L’ensemble de ces mesures seront applicables dès
janvier 2022, a promis l'Exécutif. Elles doivent en outre faire l'objet d'un
projet de loi spécifique via trois textes : un projet de loi dédié, le
projet de loi de finances et le projet de loi du financement de la Sécurité
sociale.
Même si l’ensemble de ces mesures sont
« insuffisantes » pour certains syndicats, comme independants.co ou
l’Union des autoentrepreneurs, « ce plan est une étape historique » a
toutefois reconnu le président de l'U2P, Dominique Métayer.
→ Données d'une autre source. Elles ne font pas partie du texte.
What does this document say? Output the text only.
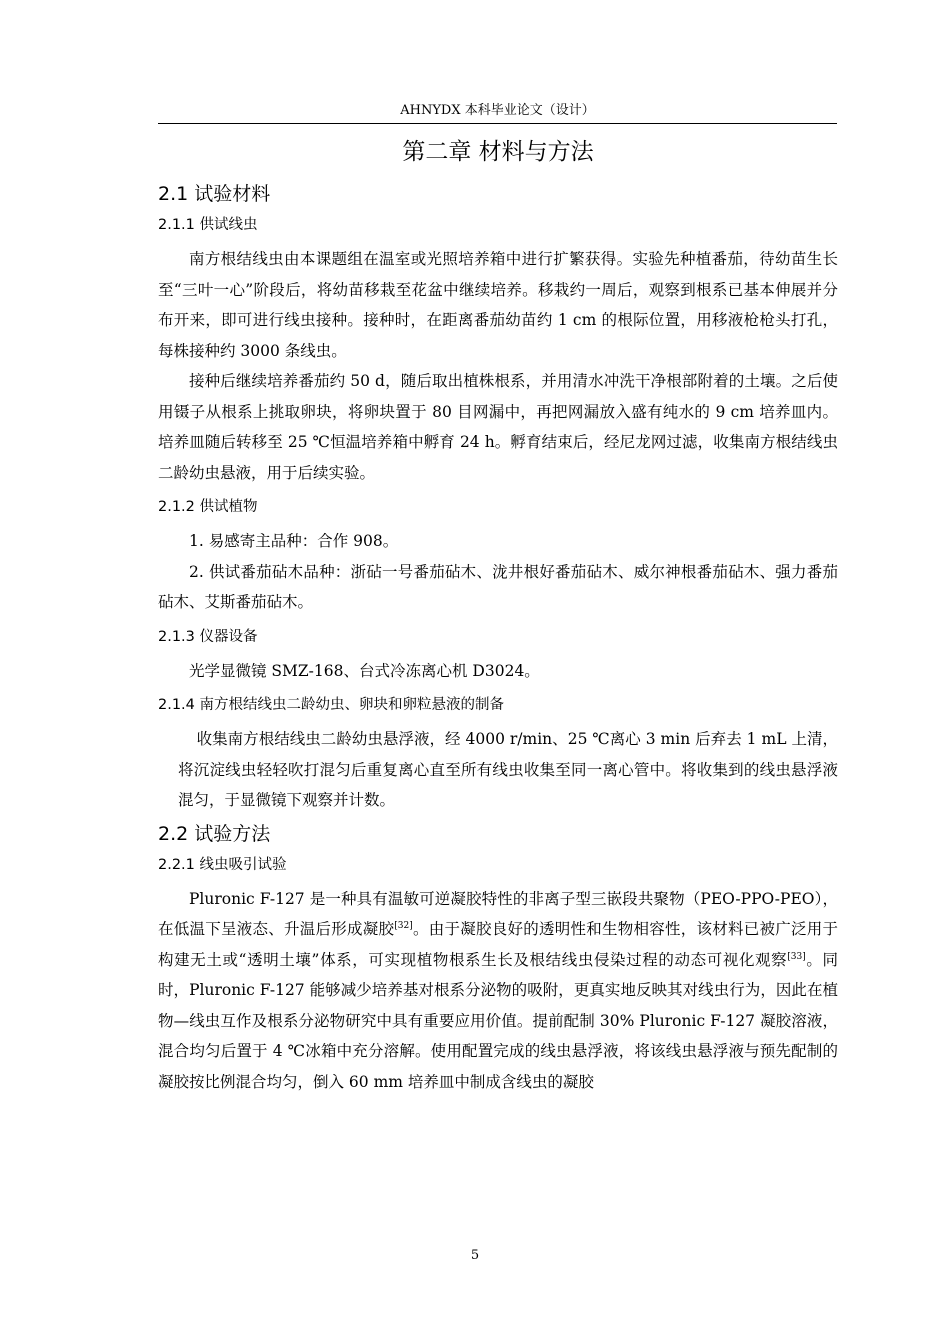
AHNYDX 本科毕业论文（设计）
第二章 材料与方法
2.1 试验材料
2.1.1 供试线虫

南方根结线虫由本课题组在温室或光照培养箱中进行扩繁获得。实验先种植番茄，待幼苗生长至“三叶一心”阶段后，将幼苗移栽至花盆中继续培养。移栽约一周后，观察到根系已基本伸展并分布开来，即可进行线虫接种。接种时，在距离番茄幼苗约 1 cm 的根际位置，用移液枪枪头打孔，每株接种约 3000 条线虫。

接种后继续培养番茄约 50 d，随后取出植株根系，并用清水冲洗干净根部附着的土壤。之后使用镊子从根系上挑取卵块，将卵块置于 80 目网漏中，再把网漏放入盛有纯水的 9 cm 培养皿内。培养皿随后转移至 25 ℃恒温培养箱中孵育 24 h。孵育结束后，经尼龙网过滤，收集南方根结线虫二龄幼虫悬液，用于后续实验。

2.1.2 供试植物

1. 易感寄主品种：合作 908。

2. 供试番茄砧木品种：浙砧一号番茄砧木、泷井根好番茄砧木、威尔神根番茄砧木、强力番茄砧木、艾斯番茄砧木。

2.1.3 仪器设备

光学显微镜 SMZ-168、台式冷冻离心机 D3024。

2.1.4 南方根结线虫二龄幼虫、卵块和卵粒悬液的制备

收集南方根结线虫二龄幼虫悬浮液，经 4000 r/min、25 ℃离心 3 min 后弃去 1 mL 上清，将沉淀线虫轻轻吹打混匀后重复离心直至所有线虫收集至同一离心管中。将收集到的线虫悬浮液混匀，于显微镜下观察并计数。

2.2 试验方法
2.2.1 线虫吸引试验

Pluronic F-127 是一种具有温敏可逆凝胶特性的非离子型三嵌段共聚物（PEO-PPO-PEO），在低温下呈液态、升温后形成凝胶[32]。由于凝胶良好的透明性和生物相容性，该材料已被广泛用于构建无土或“透明土壤”体系，可实现植物根系生长及根结线虫侵染过程的动态可视化观察[33]。同时，Pluronic F-127 能够减少培养基对根系分泌物的吸附，更真实地反映其对线虫行为，因此在植物—线虫互作及根系分泌物研究中具有重要应用价值。提前配制 30% Pluronic F-127 凝胶溶液，混合均匀后置于 4 ℃冰箱中充分溶解。使用配置完成的线虫悬浮液，将该线虫悬浮液与预先配制的凝胶按比例混合均匀，倒入 60 mm 培养皿中制成含线虫的凝胶

5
Pour le chef de l’État, l’ambition de ce plan va
au-delà de la simple reconnaissance d’une catégorie d’actifs : « Nous
devons réengager la nation tout entière dans cette culture du travail et du
mérite, c’est un combat culturel » a-t-il en effet argumenté.
C’est pourquoi « il faut s’assurer qu’il n’est
jamais plus rentable de ne pas travailler que de travailler ». Des propos
reçus avec soulagement et enthousiasme par les petits entrepreneurs qui sont en
général moins aidés par l’État que les chômeurs.